I have a few friends who work at Silver Dollar City - they have a 2' gauge railroad (steam!) there, which is pretty dang cool. One of my friends is coming up here to shoot the 844 with me, the other just moved down there (starts work tomorrow) so he'll miss the trip but he'll be training this weekend, most likely. 

Have fun!


----------



## Mike Reilley (Jan 2, 2008)

Shad being interviewed....


----------



## markoles (Jan 2, 2008)

Shad,

I hope you had a great day yesterday! I can't even imagine what a rush it would be!! Tom's been trying to get me to sign up for steam operations in Poland, so that's probably the next best thing. 

Have fun!

Mark


----------



## Stan Cedarleaf (Jan 2, 2008)

Thanks for the updates, Shad.. Have a grand time...


----------



## Chris France (Jan 3, 2008)

Looks like you had a great time, I'm jealous.


----------



## Dwight Ennis (Jan 2, 2008)

Shad being interviewed....Neat Mikey - just wish there had been more or it.


----------



## Charles (Jan 2, 2008)

Posted By markoles on 01 Jun 2011 07:42 AM 
Shad,

I hope you had a great day yesterday! I can't even imagine what a rush it would be!! Tom's been trying to get me to sign up for steam operations in Poland, so that's probably the next best thing. 

Have fun!

Mark

Mark
"probably the next best thing...." it is the best offering available with coal fired operations, stations stops, commuter service and several locomotives to enhance the expereience; true hands on engineer and fireman experience.

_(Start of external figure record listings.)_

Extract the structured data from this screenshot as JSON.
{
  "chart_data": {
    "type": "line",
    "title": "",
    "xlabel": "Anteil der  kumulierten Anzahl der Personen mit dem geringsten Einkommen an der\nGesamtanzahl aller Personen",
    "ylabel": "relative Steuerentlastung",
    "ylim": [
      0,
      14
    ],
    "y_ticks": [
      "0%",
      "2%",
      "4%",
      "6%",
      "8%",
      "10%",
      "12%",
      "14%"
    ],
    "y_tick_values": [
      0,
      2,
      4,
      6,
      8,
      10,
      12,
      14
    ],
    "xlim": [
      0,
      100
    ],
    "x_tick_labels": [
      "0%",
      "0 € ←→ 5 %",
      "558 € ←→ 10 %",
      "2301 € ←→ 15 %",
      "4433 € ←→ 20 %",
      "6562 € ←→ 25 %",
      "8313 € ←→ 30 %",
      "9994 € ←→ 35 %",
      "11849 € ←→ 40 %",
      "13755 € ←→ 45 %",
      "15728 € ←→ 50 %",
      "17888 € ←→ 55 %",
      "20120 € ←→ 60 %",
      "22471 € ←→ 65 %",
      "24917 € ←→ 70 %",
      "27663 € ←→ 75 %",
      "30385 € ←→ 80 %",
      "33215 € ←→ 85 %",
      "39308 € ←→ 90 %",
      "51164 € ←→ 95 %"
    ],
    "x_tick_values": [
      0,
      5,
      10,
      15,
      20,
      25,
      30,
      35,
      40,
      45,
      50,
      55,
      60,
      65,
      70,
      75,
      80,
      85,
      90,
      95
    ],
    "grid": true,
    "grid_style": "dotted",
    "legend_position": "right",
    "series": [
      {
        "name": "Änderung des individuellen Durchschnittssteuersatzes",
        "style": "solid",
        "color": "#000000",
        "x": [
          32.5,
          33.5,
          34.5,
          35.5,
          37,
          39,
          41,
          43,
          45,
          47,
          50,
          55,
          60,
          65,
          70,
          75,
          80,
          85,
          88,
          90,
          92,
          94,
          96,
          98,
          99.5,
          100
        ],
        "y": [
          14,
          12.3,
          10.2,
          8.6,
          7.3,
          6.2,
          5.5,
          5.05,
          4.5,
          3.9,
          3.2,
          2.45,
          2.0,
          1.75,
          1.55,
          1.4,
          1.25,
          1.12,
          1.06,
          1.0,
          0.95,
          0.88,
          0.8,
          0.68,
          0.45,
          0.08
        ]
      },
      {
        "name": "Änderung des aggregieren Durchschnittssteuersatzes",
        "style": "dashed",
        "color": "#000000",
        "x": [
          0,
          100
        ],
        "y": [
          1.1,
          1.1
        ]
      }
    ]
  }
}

http://www.thewolsztynexperience.org/home.php


----------



## markoles (Jan 2, 2008)

Charles,

Right you are! I was in Poznan, one of the destinations of the Wolstyn trains, in January. I was going to stay the night in Wolstyn and experience the locomotives from one of the coaches on an early morning run. One problem, both locomotives were down, out of service. Oh well, next time.


----------



## ShadsTrains (Dec 27, 2007)

just wish there had been more or it. 

I got the plug for MLS in, what's more important?  He asked I think two other questions.. How it felt in the cab etc.. I think they will post more video later.. I ran into the crew last night in the hotel lobby. They were finally getting in.. I sat chatted with Ed, the engineer, for a few minutes.. He invited me to come up front again Thursday.. So naturally, I'll probably do that again...


----------



## Mike Reilley (Jan 2, 2008)

What was the Feather River like...did you eat there or just sit?


----------



## Jerry McColgan (Feb 8, 2008)

Hi Shad,

It is great that you won the trip. If you have the time I think you will find The St. Louis Museum of Transportation well worth the trip. For one thing they have one of the few surviving Big Boys.

http://www.transportmuseumassociation.org/

http://www.transportmuseumassociati...ontact.htm

Museum of Transportation
St. Louis County Parks and Recreation
3015 Barrett Station Road
St. Louis, MO 63122
314-615-8MOT (8668)

Another benefit of your winning the trip is that a result of your win, 844 will be heading to North Little Rock.

Have fun,

Jerry


----------



## Dwight Ennis (Jan 2, 2008)

So Shad, are ya gonna change your sig to an image of 844? >


----------



## Charles (Jan 2, 2008)

Posted By Dwight Ennis on 01 Jun 2011 12:24 PM 
So Shad, are ya gonna change your sig to an image of 844? > 
Dwight
Make Shad an offer he could not refuse....free lifetime membership as a Steamaholic!


----------



## Mike Reilley (Jan 2, 2008)

Hah...good one Charles!!!!!


----------



## Dwight Ennis (Jan 2, 2008)

Make Shad an offer he could not refuse....free lifetime membership as a Steamaholic!









BTW, as an aside, we just got our 300th Steamaholic member.


----------



## insanerocketkid (Jan 2, 2008)

Caught 844 coming into St. Louis today. Caught her at Pacific, Webster Groves, and downtown St. Louis as she parked. 

I saw Shad in the cab at some point - then couldn't find him when the 844 arrived downtown. Shad - if you remember someone in a green shirt standing on a 8ft ladder just before the Pacific stop - that was me  

Anyone can view my photos here: https://www.facebook.com/media/set/?set=a.781533244195.2281112.24400357&l=65d53a3b5d 

-Mike


----------



## Gary Armitstead (Jan 2, 2008)

Nice shots Mike!









Union Pacific sure knows how to keep their power looking pristine.


----------